Partita giovanissima da Pola con la sua famiglia, Liana Sossi racconterà la sua esperienza di profuga accolta nell’ex convento di Sant’Orsola a Firenze. Appuntamento alle 10 di mercoledì 10 febbraio con gli studenti di scuola media
Si celebra domani, mercoledì 10 febbraio, “Il Giorno del Ricordo”, istituito dal parlamento italiano al fine di conservare e rinnovare la memoria della tragedia degli italiani e di tutte le vittime delle foibe, dell’esodo dalle loro terre degli istriani, fiumani e dalmati nel secondo dopoguerra e della più complessa vicenda del confine orientale.

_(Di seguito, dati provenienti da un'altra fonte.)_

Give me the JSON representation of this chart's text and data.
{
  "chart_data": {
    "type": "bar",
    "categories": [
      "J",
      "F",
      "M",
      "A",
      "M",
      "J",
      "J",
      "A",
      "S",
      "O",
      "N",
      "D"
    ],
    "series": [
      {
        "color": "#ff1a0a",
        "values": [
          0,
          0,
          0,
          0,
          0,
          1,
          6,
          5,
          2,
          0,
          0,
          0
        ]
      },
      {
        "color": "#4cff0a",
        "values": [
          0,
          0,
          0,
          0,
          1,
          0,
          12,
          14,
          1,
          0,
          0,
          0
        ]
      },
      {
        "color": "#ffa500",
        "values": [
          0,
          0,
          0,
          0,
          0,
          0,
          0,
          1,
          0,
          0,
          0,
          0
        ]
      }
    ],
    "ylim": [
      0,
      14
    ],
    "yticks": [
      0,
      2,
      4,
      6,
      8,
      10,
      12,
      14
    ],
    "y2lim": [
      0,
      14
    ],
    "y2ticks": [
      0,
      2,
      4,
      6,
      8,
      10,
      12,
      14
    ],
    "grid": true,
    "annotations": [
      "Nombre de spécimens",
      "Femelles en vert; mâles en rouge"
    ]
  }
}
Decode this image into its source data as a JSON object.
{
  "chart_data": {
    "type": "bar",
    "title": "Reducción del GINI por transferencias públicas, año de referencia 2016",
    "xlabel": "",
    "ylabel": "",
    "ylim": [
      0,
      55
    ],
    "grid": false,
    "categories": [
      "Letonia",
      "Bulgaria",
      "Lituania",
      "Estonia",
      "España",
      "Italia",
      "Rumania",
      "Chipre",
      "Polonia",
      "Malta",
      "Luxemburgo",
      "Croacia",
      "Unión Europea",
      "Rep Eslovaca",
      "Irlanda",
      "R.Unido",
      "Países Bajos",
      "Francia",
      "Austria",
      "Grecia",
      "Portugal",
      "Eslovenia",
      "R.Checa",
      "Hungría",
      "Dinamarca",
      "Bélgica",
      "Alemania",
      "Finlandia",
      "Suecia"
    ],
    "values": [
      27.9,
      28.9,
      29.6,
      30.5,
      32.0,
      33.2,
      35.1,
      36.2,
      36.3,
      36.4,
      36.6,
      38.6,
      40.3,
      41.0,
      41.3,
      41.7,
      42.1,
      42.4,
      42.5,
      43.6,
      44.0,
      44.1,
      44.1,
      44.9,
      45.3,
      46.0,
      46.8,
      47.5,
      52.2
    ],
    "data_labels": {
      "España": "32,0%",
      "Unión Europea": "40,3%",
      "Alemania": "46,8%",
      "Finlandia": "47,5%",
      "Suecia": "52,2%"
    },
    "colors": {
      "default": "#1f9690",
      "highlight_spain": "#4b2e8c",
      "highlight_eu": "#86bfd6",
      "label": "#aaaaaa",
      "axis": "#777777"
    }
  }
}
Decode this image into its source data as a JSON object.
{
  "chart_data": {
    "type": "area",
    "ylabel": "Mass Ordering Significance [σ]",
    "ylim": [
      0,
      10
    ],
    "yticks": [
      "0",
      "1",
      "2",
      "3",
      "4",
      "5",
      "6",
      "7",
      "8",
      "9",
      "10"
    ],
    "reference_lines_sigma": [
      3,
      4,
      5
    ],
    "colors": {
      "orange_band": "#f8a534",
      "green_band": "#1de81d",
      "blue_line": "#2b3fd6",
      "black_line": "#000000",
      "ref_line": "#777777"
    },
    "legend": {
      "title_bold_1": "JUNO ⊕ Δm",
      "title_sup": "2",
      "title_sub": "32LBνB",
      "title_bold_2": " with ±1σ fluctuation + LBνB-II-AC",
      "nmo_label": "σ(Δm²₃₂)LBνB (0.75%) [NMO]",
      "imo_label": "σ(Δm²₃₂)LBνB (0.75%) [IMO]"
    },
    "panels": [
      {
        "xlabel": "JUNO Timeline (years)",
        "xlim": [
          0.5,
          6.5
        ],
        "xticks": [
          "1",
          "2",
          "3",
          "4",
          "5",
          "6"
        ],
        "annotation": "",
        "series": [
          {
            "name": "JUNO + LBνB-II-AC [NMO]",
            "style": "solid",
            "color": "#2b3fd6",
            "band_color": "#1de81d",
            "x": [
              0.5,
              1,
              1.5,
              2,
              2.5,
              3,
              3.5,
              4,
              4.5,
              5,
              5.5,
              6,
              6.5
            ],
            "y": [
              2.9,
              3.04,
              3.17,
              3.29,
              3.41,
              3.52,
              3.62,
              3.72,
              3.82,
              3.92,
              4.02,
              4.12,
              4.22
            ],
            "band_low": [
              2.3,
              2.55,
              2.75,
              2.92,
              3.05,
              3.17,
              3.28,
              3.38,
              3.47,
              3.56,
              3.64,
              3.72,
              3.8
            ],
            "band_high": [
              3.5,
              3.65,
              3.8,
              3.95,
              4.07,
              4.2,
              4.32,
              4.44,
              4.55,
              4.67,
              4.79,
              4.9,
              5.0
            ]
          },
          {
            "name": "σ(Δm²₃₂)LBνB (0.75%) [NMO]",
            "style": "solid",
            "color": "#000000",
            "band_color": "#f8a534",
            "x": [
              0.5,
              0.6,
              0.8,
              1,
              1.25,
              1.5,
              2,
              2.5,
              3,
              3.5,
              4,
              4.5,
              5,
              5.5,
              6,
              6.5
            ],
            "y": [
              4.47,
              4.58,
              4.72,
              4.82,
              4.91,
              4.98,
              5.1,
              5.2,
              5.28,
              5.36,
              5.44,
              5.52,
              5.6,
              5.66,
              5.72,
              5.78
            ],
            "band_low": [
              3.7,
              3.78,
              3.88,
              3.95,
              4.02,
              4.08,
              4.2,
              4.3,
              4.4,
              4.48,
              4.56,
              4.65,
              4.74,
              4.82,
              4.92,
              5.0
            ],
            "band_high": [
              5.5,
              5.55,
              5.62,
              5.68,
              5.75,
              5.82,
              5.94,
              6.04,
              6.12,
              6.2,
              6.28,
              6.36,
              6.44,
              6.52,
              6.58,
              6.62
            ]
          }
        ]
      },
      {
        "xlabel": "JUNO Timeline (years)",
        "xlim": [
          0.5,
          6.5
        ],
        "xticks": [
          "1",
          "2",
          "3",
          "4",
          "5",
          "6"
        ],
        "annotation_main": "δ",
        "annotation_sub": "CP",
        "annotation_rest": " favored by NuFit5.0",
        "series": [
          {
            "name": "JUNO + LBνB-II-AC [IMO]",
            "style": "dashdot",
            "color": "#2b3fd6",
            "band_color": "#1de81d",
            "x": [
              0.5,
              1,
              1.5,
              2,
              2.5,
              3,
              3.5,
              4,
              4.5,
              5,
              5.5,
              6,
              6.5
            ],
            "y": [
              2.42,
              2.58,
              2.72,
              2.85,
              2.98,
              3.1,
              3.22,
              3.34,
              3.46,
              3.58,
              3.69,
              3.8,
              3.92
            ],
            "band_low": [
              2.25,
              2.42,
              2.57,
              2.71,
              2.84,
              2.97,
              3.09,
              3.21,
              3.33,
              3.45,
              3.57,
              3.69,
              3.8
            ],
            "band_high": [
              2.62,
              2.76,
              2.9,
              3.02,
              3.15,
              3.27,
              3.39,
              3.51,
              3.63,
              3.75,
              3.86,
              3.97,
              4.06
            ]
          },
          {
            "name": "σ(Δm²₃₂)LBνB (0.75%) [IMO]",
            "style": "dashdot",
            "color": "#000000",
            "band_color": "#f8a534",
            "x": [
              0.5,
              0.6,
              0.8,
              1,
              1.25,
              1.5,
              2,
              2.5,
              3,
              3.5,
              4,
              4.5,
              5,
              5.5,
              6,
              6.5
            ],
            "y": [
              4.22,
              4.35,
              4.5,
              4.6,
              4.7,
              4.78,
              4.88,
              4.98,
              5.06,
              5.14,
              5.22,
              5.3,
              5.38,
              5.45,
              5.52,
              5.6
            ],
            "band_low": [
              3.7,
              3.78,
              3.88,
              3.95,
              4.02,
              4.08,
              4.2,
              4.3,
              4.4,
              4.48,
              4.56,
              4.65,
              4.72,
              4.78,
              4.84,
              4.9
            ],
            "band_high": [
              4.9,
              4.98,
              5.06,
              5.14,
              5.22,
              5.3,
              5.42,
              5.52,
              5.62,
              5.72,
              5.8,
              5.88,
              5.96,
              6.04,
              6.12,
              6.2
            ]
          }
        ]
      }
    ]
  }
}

A Reggello l’appuntamento è alle 10, nella Sala consiliare per l'iniziativa istituzionale. Parteciperanno gli studenti delle terze classi della Scuola Secondaria di Primo Grado “Guerri” di Reggello e sarà proiettato il documentario “Magazzino 18: Ricordi Dimenticati” realizzato dagli alunni della classe 3^B. Sarà presente Liana Sossi, profuga istriana, e Pasquale De Rosa, ex sommozzatore della Marina Italiana, che porteranno la loro testimonianza.
Liana Sossi era già stata ospite lo scorso anno, delle celebrazioni a Reggello. Oggi reggellese, Liana fuggì giovanissima dall'Istria con la sua famiglia. "La mia regione, l’Istria, Pola, è un territorio roccioso. Ricordo che avevano costruito dei rifugi sotterranei, con le ramificazioni per muoversi durante i bombardamenti della guerra. Mia zia mi prendeva per mano, e mi portava dentro a questi rifugi senza luce, illuminati solo da lumiere alimentate con lo zolfo. Per anni è andata avanti questa storia, con le fughe nelle gallerie anche di notte".
"Poi – ricorda Liana – decidemmo di andare sfollati in campagna, dove non bombardavano: era a cinque chilometri dalla nostra città, ricordo che sentivamo bene ancora il rumore sordo dei bombardieri. La guerra è andata avanti per anni, poi arrivarono gli americani, che si insediarono nella costa. Non sapevamo quello che stava succedendo nell’entroterra. Finché un giorno il fidanzato di mia zia cercò di raggiungerci: doveva raggiungerla per sposarla, e partì a piedi da Fiume, attraversando a piedi tutta l’Istria, per raggiungere Pola. Non ci arrivò, perché fu catturato e infoibato. Come lui, accadde a tante altre persone. Persone che sparivano, e di cui nessuno sapeva più nulla, perché almeno all’inizio nessuno di noi sapeva dell’esistenza delle foibe. Poi si scoprì".
"Dalle nostre parti l’essere italiani era motivo di grande orgoglio. E così, quando alla mia gente fu chiesto di compiere quella difficile scelta, lasciammo tutto per venire in Italia. Mia mamma aveva scelto Firenze, e così ci imbarcammo a Pola, su una nave militare chiamata Toscana: scendemmo a Venezia, dove per una settimana rimanemmo all’interno di una caserma. Da lì, in treno, raggiungemmo Firenze".
Liana e la sua famiglia fu ospitata, insieme ad altre 276 famiglie, all’interno del grande edificio dell’ex Convento di Sant’Orsola a Firenze. “Ci ho abitato per cinque anni, con i miei nonni, zie e la mamma. Abitavamo al secondo piano, i bagni erano al pian terreno, una situazione difficile soprattutto per gli anziani. È stata una grande avventura, e ancora oggi, quando ne parlo, ho sempre timore a raccontare, perché vorrei che il mio messaggio fosse questo: non c’è bianco o nero, cattivo o buono, la guerra non si fa, è solo il frutto della presunzione e della stupidità dell’uomo”.